The ability of the lyssavirus to transmit through bodily fluids allowed the parasite to take advantage of that resource, and among those transmissions, through bites and saliva. It would prolong the contagious state of an individual for months, unlike Dr. Krasinsky's case, which lasted for less than two days.
And instead of the rabies virus killing the host (like the bat and Dr. Krasinsky), the mutated strain of the fungal parasite would keep the host alive, suppressing the rabies virus inside itself to its baseline level by administering its version of immune globulin. Then the parasite would control the host's function and motor control and drive its survival until the host's death.
It was a deadly quid-pro-quo created by Mother Nature.
When Senator Krasinsky took his wife back to their hotel and left her to rest and grieve, the woman, who got infected after making contact with the doctor who gave her the bad news, turned three hours later on their bed.
A few minutes passed, and when Senator Krasinsky returned, his wife welcomed him by taking a chunk out of his neck. At the same time, the head doctor who had given the senator's wife that news came home to his wife and three children, only to collapse in front of them. Minutes later, that same doctor would attack his wife and kids, prompting his neighbors to storm his apartment and shoot him.

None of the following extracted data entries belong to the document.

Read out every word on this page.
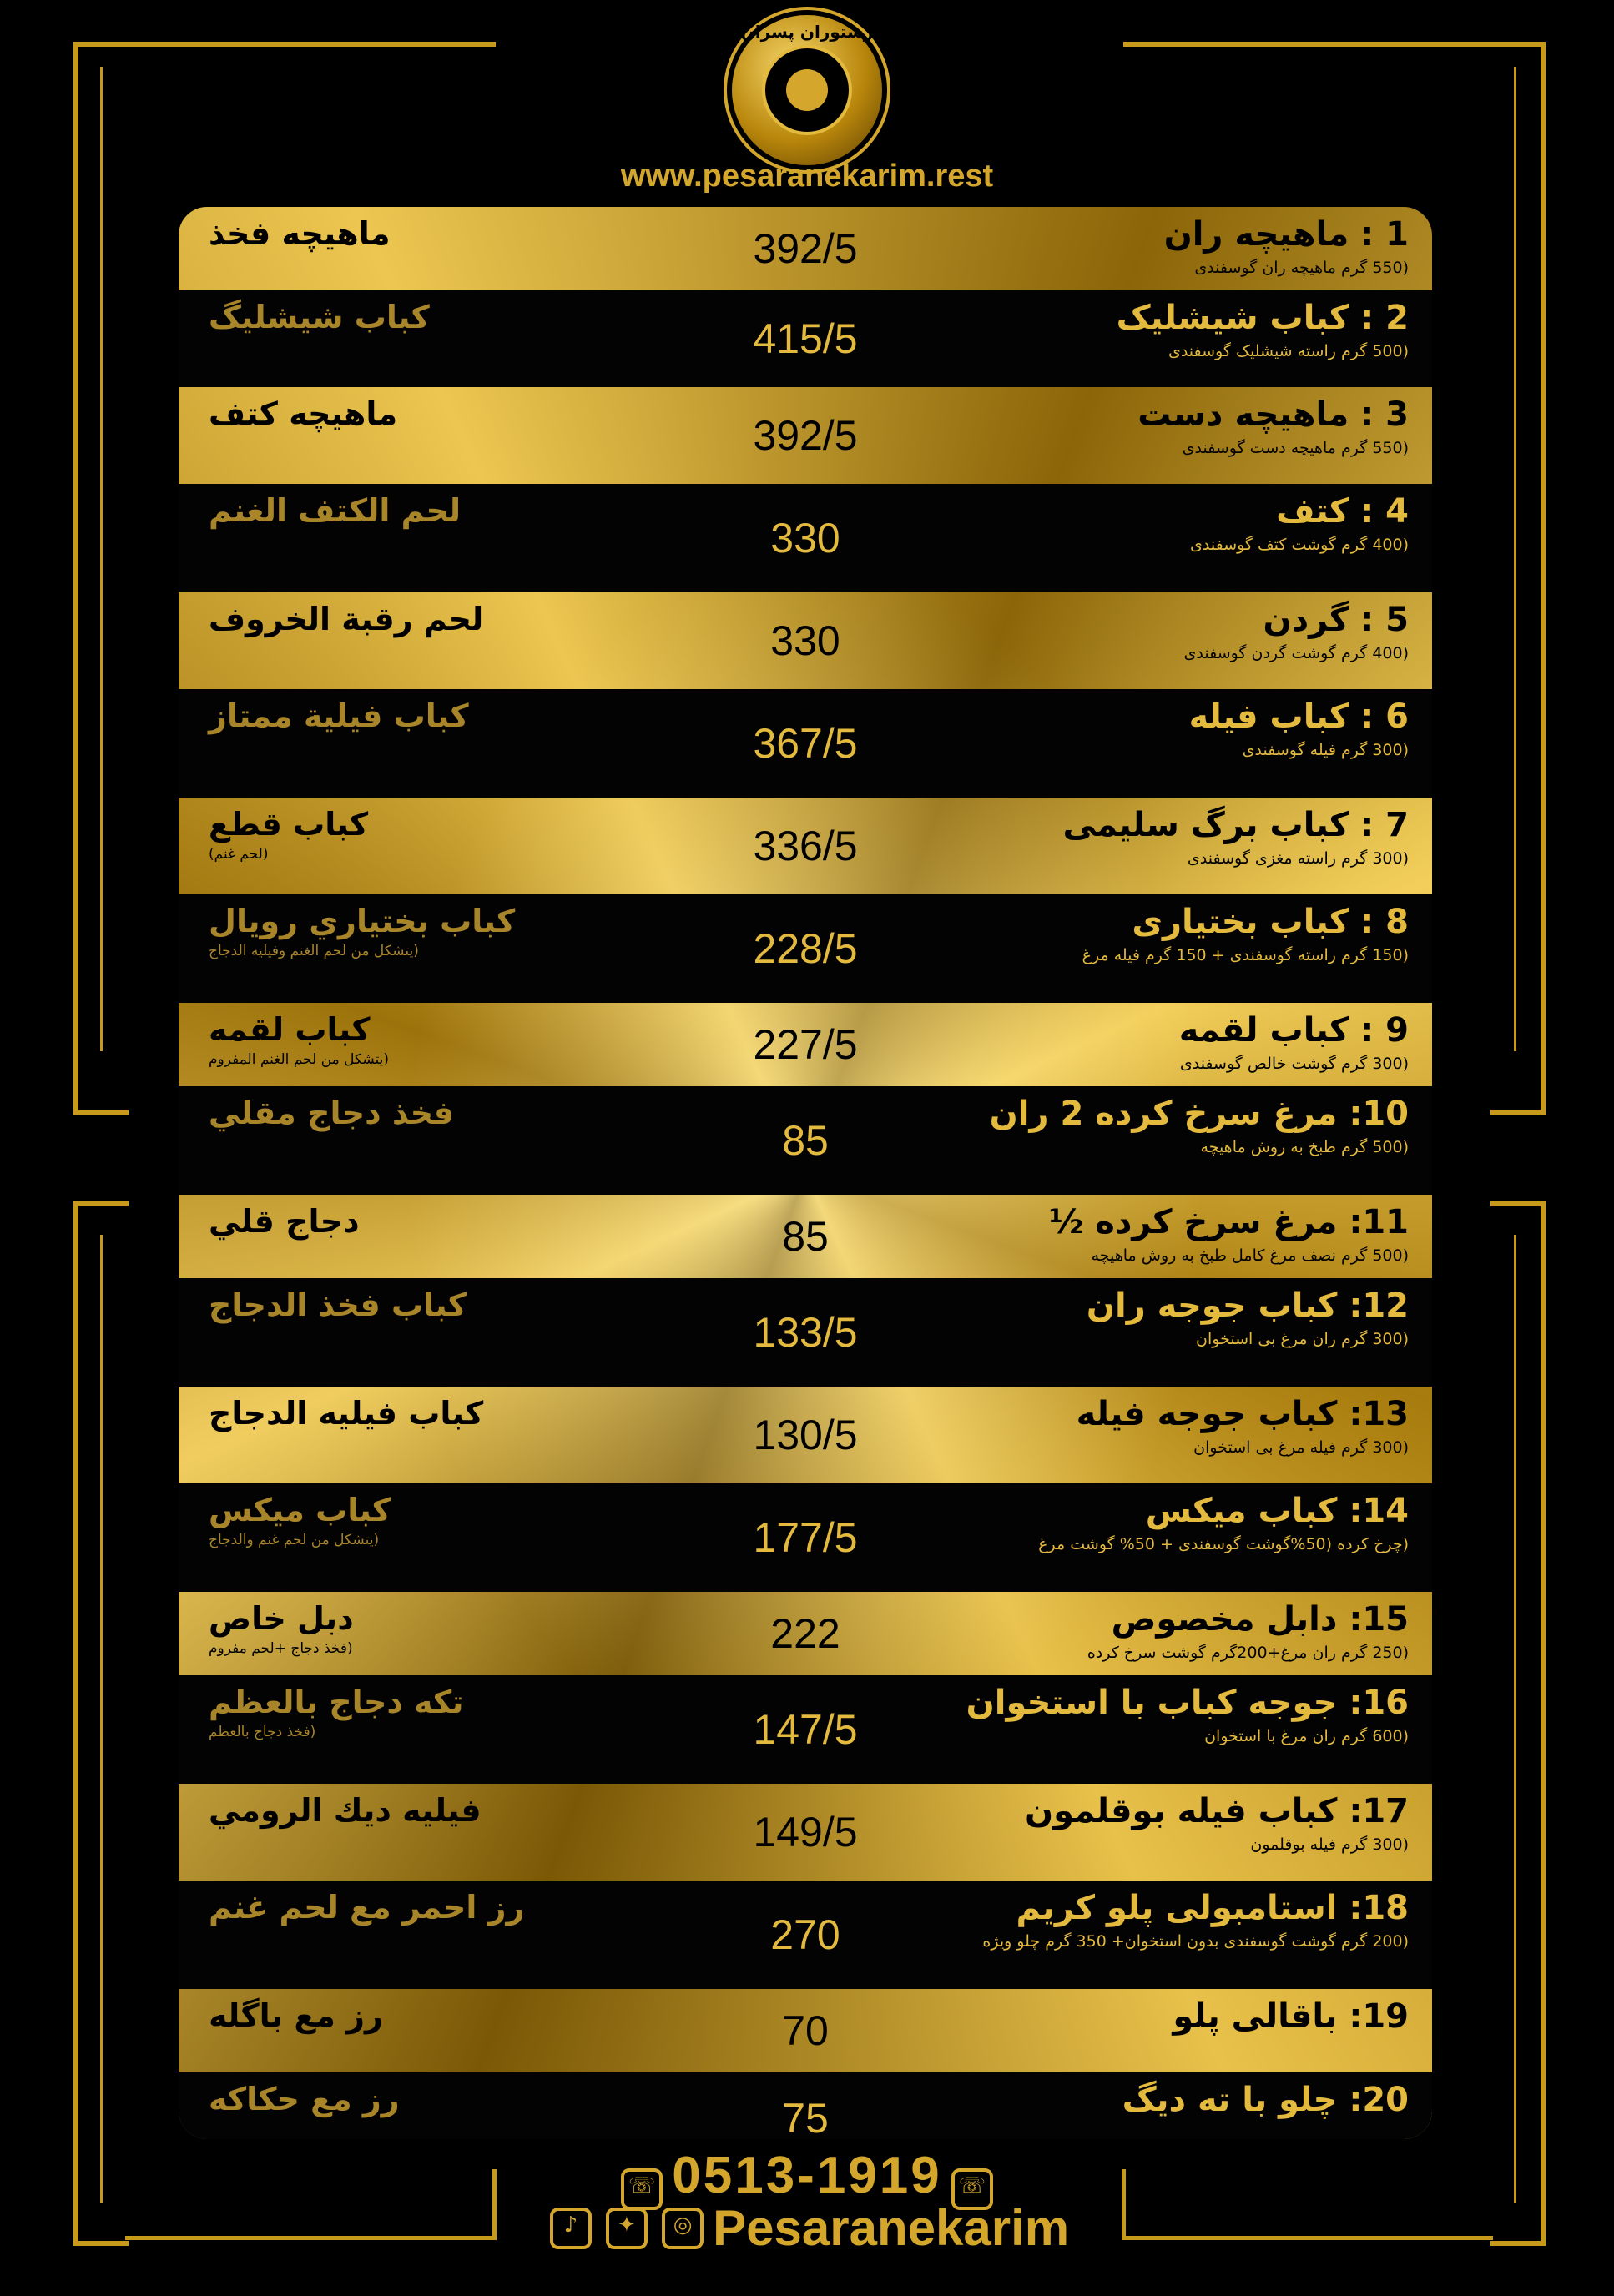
رستوران پسران
www.pesaranekarim.rest
1 : ماهیچه ران
(550 گرم ماهیچه ران گوسفندی
392/5
ماهيچه فخذ
2 : کباب شیشلیک
(500 گرم راسته شیشلیک گوسفندی
415/5
كباب شيشليگ
3 : ماهیچه دست
(550 گرم ماهیچه دست گوسفندی
392/5
ماهيچه كتف
4 : کتف
(400 گرم گوشت کتف گوسفندی
330
لحم الكتف الغنم
5 : گردن
(400 گرم گوشت گردن گوسفندی
330
لحم رقبة الخروف
6 : کباب فیله
(300 گرم فیله گوسفندی
367/5
كباب فيلية ممتاز
7 : کباب برگ سلیمی
(300 گرم راسته مغزی گوسفندی
336/5
كباب قطع
(لحم غنم)
8 : کباب بختیاری
(150 گرم راسته گوسفندی + 150 گرم فیله مرغ
228/5
كباب بختياري رويال
(يتشكل من لحم الغنم وفيليه الدجاج
9 : کباب لقمه
(300 گرم گوشت خالص گوسفندی
227/5
كباب لقمه
(يتشكل من لحم الغنم المفروم
10: مرغ سرخ کرده 2 ران
(500 گرم طبخ به روش ماهیچه
85
فخذ دجاج مقلي
11: مرغ سرخ کرده ½
(500 گرم نصف مرغ کامل طبخ به روش ماهیچه
85
دجاج قلي
12: کباب جوجه ران
(300 گرم ران مرغ بی استخوان
133/5
كباب فخذ الدجاج
13: کباب جوجه فیله
(300 گرم فیله مرغ بی استخوان
130/5
كباب فيليه الدجاج
14: کباب میکس
(چرخ کرده (50%گوشت گوسفندی + 50% گوشت مرغ
177/5
كباب ميكس
(يتشكل من لحم غنم والدجاج
15: دابل مخصوص
(250 گرم ران مرغ+200گرم گوشت سرخ کرده
222
دبل خاص
(فخذ دجاج +لحم مفروم
16: جوجه کباب با استخوان
(600 گرم ران مرغ با استخوان
147/5
تكه دجاج بالعظم
(فخذ دجاج بالعظم
17: کباب فیله بوقلمون
(300 گرم فیله بوقلمون
149/5
فيليه ديك الرومي
18: استامبولی پلو کریم
(200 گرم گوشت گوسفندی بدون استخوان+ 350 گرم چلو ویژه
270
رز احمر مع لحم غنم
19: باقالی پلو
70
رز مع باگله
20: چلو با ته دیگ
75
رز مع حكاكه
☏ 0513-1919 ☏
♪
	✦
	◎ Pesaranekarim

The head doctor's body would fall out from his seven-story window down to the streets where his blood would splatter on the dozens of passing pedestrians.
Fortunately, rabies couldn't get transmitted via blood, only through saliva, brain tissue, and fluid. Unfortunately for the pedestrians, the doctor's fall split his skull, splattered his brain matter to dozens of people. The infected bodies of the doctor's family would attack their neighbors.
A medical scribe working in the New York-Presbyterian Hospital would come back to her dorm room after a ten-hour shift, feeling sick and irritated on the Columbia University's campus. And she, too, would attack two of her drunk roommates in that same room, and in turn, would infect the entire dormitory.
All of this happened while I was surrounded by the grandeur of Broadway magic with the music of the Lion King, singing along to the songs I knew, and never let my smile dropped from my lips.
As the final song of the show ended at a high note, I walked out of the theatre, feeling great that I got to spend time with a rather good-looking guy who shockingly made some good company, not minding at all the shooting daggers and sly, insulting remarks the others had given me behind my back.
And when I walked out of the theatre doors, I didn't expect the entirety of New York City to be quarantined and filled with emergency lights and sirens.